1.   olympiade zn. 'vierjaarlijkse internationale sportwedstrijd, tijdvak van vier jaar'
categorie:
leenwoord
Nnl. olympiade 'tijdsperiode bij de Romeinen' [1614; WNT te (I)]; 'tijdruimte van vier jaar' [1824; Weiland], Olympiade 'Olympische Spelen' [1912; Groene Amsterdammer], schaakolympiade 'internationale schaakwedstrijd' [1928; NRC].
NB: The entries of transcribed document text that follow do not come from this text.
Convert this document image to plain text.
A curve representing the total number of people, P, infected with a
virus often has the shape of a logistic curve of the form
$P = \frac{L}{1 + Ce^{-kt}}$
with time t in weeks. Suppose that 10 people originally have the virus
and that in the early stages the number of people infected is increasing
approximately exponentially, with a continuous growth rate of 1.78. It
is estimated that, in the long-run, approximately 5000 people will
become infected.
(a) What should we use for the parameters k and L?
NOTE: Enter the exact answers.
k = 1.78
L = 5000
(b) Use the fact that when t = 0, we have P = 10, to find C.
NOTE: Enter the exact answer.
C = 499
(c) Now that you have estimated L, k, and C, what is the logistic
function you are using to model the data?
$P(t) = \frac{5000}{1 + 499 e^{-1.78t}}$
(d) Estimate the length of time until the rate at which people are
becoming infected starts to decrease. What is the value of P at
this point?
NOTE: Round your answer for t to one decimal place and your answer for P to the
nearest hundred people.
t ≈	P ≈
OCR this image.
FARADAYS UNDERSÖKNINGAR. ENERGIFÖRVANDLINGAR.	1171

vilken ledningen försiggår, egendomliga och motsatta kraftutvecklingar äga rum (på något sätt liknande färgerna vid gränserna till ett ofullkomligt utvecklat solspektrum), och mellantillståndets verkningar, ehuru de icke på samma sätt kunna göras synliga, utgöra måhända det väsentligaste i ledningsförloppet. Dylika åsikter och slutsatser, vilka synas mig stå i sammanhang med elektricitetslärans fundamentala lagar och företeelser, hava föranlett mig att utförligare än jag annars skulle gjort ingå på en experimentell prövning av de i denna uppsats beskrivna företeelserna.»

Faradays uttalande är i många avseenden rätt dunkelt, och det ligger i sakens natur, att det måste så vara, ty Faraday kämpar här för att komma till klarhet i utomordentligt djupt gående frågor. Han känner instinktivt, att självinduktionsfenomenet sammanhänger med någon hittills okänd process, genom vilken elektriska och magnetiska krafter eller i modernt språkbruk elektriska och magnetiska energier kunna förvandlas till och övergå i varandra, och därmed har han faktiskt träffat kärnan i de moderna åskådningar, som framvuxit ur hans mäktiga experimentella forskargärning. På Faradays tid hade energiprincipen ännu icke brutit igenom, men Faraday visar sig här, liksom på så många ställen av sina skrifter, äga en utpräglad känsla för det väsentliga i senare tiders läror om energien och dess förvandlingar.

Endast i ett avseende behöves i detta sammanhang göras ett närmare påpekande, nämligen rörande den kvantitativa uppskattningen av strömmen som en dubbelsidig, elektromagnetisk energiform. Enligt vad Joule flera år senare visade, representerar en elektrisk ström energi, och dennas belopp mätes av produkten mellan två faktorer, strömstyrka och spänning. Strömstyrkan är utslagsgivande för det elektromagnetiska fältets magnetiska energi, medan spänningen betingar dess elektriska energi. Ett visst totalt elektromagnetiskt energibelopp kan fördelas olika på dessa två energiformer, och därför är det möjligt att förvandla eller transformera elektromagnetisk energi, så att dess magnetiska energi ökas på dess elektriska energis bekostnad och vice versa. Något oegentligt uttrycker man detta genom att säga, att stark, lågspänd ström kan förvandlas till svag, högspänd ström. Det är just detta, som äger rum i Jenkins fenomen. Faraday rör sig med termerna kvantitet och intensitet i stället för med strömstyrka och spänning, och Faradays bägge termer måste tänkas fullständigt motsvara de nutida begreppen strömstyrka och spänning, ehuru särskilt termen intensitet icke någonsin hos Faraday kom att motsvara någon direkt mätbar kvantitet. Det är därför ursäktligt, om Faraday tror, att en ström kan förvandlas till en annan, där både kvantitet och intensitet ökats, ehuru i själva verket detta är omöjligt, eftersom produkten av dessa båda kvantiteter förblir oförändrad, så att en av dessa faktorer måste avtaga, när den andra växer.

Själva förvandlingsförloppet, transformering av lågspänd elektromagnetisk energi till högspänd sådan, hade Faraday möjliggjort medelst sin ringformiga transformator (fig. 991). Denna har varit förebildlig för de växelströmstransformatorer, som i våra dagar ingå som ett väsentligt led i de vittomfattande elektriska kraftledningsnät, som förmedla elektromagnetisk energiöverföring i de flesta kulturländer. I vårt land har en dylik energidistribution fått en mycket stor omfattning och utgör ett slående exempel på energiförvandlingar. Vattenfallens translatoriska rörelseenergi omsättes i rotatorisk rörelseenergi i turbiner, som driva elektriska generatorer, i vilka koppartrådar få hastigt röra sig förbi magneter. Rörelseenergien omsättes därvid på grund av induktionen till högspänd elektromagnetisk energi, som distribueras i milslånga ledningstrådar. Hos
Ontleend, door het Nederlands wrsch. via Frans olympiade [midden 13e eeuw; Rey], aan Latijn Olympias (genitief -adis) 'Olympische Spelen; periode van vier jaar tussen deze Spelen', ontleend aan Grieks Olumpiás (genitief -ádos) 'id.', genoemd naar de stad Olumpía waar deze sportieve wedstrijden werden gehouden.
Oorspr. was dit alleen een begrip met betrekking tot de klassieke oudheid. De olympiade was het vierjarige tijdvak voorafgaand aan Olympische spelen [1624; WNT winbaar], een vierjaarlijks terugkerend sportevenement dat oorspr. georganiseerd werd ter ere van de oppergod Zeus. Bij uitbreiding duidde het woord ook de Spelen zelf aan. Na de internationale herinvoering (voorstel 1894; eerste moderne spelen in 1896) werden deze wedstrijden in het Nederlands zowel Olympische spelen als Olympiade genoemd. In de tweede helft van de 20e eeuw ging de benaming Olympische Spelen overheersen. Olympiade bleef voortbestaan als geleerd woord voor het tijdvak tussen de Spelen in, maar werd tevens ingevoerd in namen van andere internationale sportieve competities, vooral in theoretische vakkennis van middelbare scholieren en in denksporten. Sinds 1927 wordt een internationale schaakolympiade georganiseerd. Andere olympiaden die relatief lang bestaan zijn de wiskundeolympiade (1957), bridgeolympiade (1960), natuurkundeolympiade (1967) en de scheikundeolympiade (1968). De meeste van deze evenementen vinden jaarlijks plaats.